New Delhi, Sep 10 :
The Cabinet Committee on Economic Affairs (CCEA) Wednesday approved the disinvestment of 5 percent paid-up equity in hydrocarbons producer ONGC out of the government’s shareholding of 68.94 percent.
“This would further broad base the shareholding of the company and would enhance disinvestment receipts. After this disinvestment, the government of India’s shareholding in the company would come down to 63.94 percent,” a CCEA release said.
Presenting ONGC’s annual report for 2013-14 last month, ONGC chairman D.K. Sarraf said that with the buoyancy in international crude prices and the strengthening of the company’s US dollar-denominated revenues expected to continue, there is substantive near-term growth potential in earnings.
In 2013-14, ONGC registered its highest-ever revenue at Rs.842.01 billion, a growth of 1.1 percent from Rs.832.9 billion in the previous fiscal.
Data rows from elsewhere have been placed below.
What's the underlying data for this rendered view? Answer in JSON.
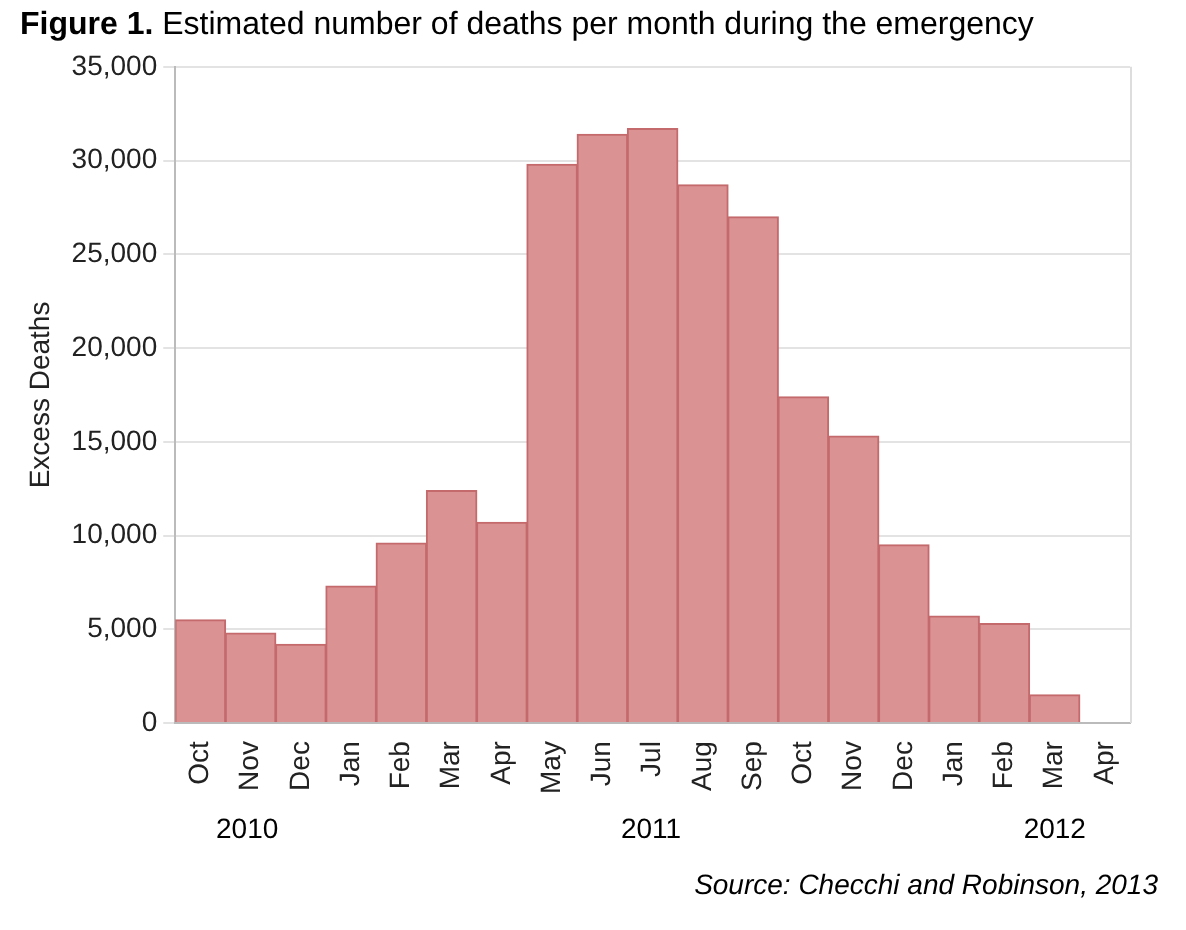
{
  "chart_data": {
    "type": "bar",
    "title": "Figure 1. Estimated number of deaths per month during the emergency",
    "ylabel": "Excess Deaths",
    "categories": [
      "Oct",
      "Nov",
      "Dec",
      "Jan",
      "Feb",
      "Mar",
      "Apr",
      "May",
      "Jun",
      "Jul",
      "Aug",
      "Sep",
      "Oct",
      "Nov",
      "Dec",
      "Jan",
      "Feb",
      "Mar",
      "Apr"
    ],
    "values": [
      5500,
      4800,
      4200,
      7300,
      9600,
      12400,
      10700,
      29800,
      31400,
      31700,
      28700,
      27000,
      17400,
      15300,
      9500,
      5700,
      5300,
      1500,
      null
    ],
    "color": "#db9293",
    "ylim": [
      0,
      35000
    ],
    "yticks": [
      {
        "value": 0,
        "label": "0"
      },
      {
        "value": 5000,
        "label": "5,000"
      },
      {
        "value": 10000,
        "label": "10,000"
      },
      {
        "value": 15000,
        "label": "15,000"
      },
      {
        "value": 20000,
        "label": "20,000"
      },
      {
        "value": 25000,
        "label": "25,000"
      },
      {
        "value": 30000,
        "label": "30,000"
      },
      {
        "value": 35000,
        "label": "35,000"
      }
    ],
    "grid": "y",
    "legend": false,
    "annotations": [
      "2010",
      "2011",
      "2012",
      "Source: Checchi and Robinson, 2013"
    ]
  }
}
The company also posted a higher profit after tax of Rs.220.95 billion, up 5.6 percent from fiscal 2013, after sharing the highest ever under-recovery, or losses on selling below cost, of Rs.563.84 billion.
“With more remunerative pricing of our natural gas and with subsidy rationalisation, significant value remains to be unlocked for your trusted shareholdings,” Sarraf said in the annual report.
The company has proposed a dividend payment of 190 percent with payout ratio of 43.04 percent.